Any reunion would clearly have been impossible, without the unlikely help of a youthful companion that he meets along the way.
He lives in the Eastern Sierra with his wife, Lynn.
Chapter
One
The
afternoon turned the worn hue of an old silver coin as Magdalena began the
daily ritual of closing up the lonely château,
which sat on a plot of cultivated land in the new-world colony of Penn’s Woods,
not far from the western frontier. First, she checked the bolt on the front
door as well as the one that led from the mudroom to her husband’s vineyard.
Then she pulled the heavy drapes on the long windows, shutting out the meadow
views on one side of the house and the distant line of oak forest on the other.
The house was now in deep gloom, and she lit the lamps in the great room, where
she intended to sit in front of the unlit fireplace and await the further
advance of the coming night.
Before
settling down with her book, however, she tidied up the kitchen. The iron
skillet needed to be scrubbed and her plate and single setting of silverware
washed. Her husband, Lawrence, had installed a drain in the sink—it was one of
the little improvements he was always coming up with—and she poured the
wastewater away while the dishes air-dried on a tea towel. Then, satisfied that
all was in order at last, she retired to her waiting chair.
The
château had two stories, and the upper level loomed with a presence that was
not quite ominous. In the winters, the upstairs became so frigid that water
froze in the glass by the bedside. Now, however, the summer heat gathered like
a woolen blanket, making her feel hot and itchy. As a distraction from thinking
about the upstairs furnace lying in wait, she usually read until fatigue crept
over her with enough force that sleep would beckon. Remus had no problem
getting comfortable wherever he happened to be, she thought, her gaze stealing
to the mastiff at her feet. Magdalena’s father had given her the dog as a puppy
on her wedding day, and now, at three years old, it lay with its jowly head on
her foot, reassuring her with its company.
A
sudden knock on the door startled her. Remus picked up his head and gave a
throaty woof. Setting her book aside, Magdalena rose and made her way to the
foyer, the dog padding at her side.
“Who is
it?” she called out.
“It’s
the post, ma’am—from the stage depot,” a youthful voice piped, and Remus issued
a low growl. After the death of his first wife, Catharine, who had been
Magdalena’s older sister, Lawrence was loath to leave her alone. But he was in
the Pennsylvania assembly now, which met in Philadelphia, a two-day ride away.
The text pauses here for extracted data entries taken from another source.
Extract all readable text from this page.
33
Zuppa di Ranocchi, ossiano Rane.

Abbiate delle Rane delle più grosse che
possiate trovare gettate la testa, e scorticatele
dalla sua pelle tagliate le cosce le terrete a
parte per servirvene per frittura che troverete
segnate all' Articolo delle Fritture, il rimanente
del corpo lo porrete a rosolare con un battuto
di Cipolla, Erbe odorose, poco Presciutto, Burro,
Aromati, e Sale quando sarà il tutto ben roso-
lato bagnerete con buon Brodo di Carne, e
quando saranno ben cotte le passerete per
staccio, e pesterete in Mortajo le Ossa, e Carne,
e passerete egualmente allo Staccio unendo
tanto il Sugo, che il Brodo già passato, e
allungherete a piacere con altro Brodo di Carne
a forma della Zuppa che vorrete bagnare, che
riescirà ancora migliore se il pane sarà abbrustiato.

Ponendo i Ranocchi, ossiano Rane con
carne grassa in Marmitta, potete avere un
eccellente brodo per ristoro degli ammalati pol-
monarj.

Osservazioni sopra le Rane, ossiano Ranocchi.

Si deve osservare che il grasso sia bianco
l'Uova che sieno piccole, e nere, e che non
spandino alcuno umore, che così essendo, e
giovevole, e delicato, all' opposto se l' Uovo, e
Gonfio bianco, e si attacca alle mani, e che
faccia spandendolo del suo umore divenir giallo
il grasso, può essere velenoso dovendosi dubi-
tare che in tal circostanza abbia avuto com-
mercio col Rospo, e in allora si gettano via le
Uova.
He had wanted Magdalena to accompany him. But while she was glad to be out of
her mother’s house, she couldn’t stand the thought of being too far removed,
either, which meant that during her husband’s absences, the post was their only
means of keeping in touch.
A young
man stood on the threshold, his face glowing in the lamplight. Behind him,
where his horse patiently waited, the last silvern vestiges of the waning day
had given way to the creeping purples of twilight. The cicadas were
particularly loud this year, and the coming night seemed to drive them into a
frenzy. Their thundering chorus made it hard even to think.
“Thank
you,” Magdalena said, accepting the letter the young postman withdrew from the
leather pouch that hung around his neck. The lad beamed when she dropped a
couple of coins in his palm, and waved cheerfully as he turned away. After
climbing up onto his horse, he waved again, and Remus let out another growl.
“Oh,
calm down, you,” Magdalena said, glancing affectionately at her companion as
she shut the door and rebolted it. The dog looked up at her, his eyes rolling,
and she reached down and scratched behind his ear.
Heading
into the kitchen, she placed the letter on the oversized wooden table and lit
the lamp that sat on the counter. Visitors to the château were not unwelcome,
but they created a disturbance like a draft on the neck—or were she more like
Remus, hair rubbed the wrong way. It was an agitation that she didn’t want to
take into the great room, where her book waited. So, she placed a kettle on the
heating plate of the kitchen hearth and added a couple more sticks of kindling
underneath. She assumed the letter was from her husband and felt the tingle of
suspense.
Once
the water in the kettle had warmed, she poured a mug and added an infuser of
tea leaves. She opened the letter with a knife from the block on the counter,
then sat down rather ceremoniously at the table.
The
letter was written in an unfamiliar longhand. It took time to read. Without
thinking, she had placed the kettle back on the heating plate and it started to
bubble and spit. Her hand began to shake. She read the letter again and yet a
third time before lowering it to the table and staring into space.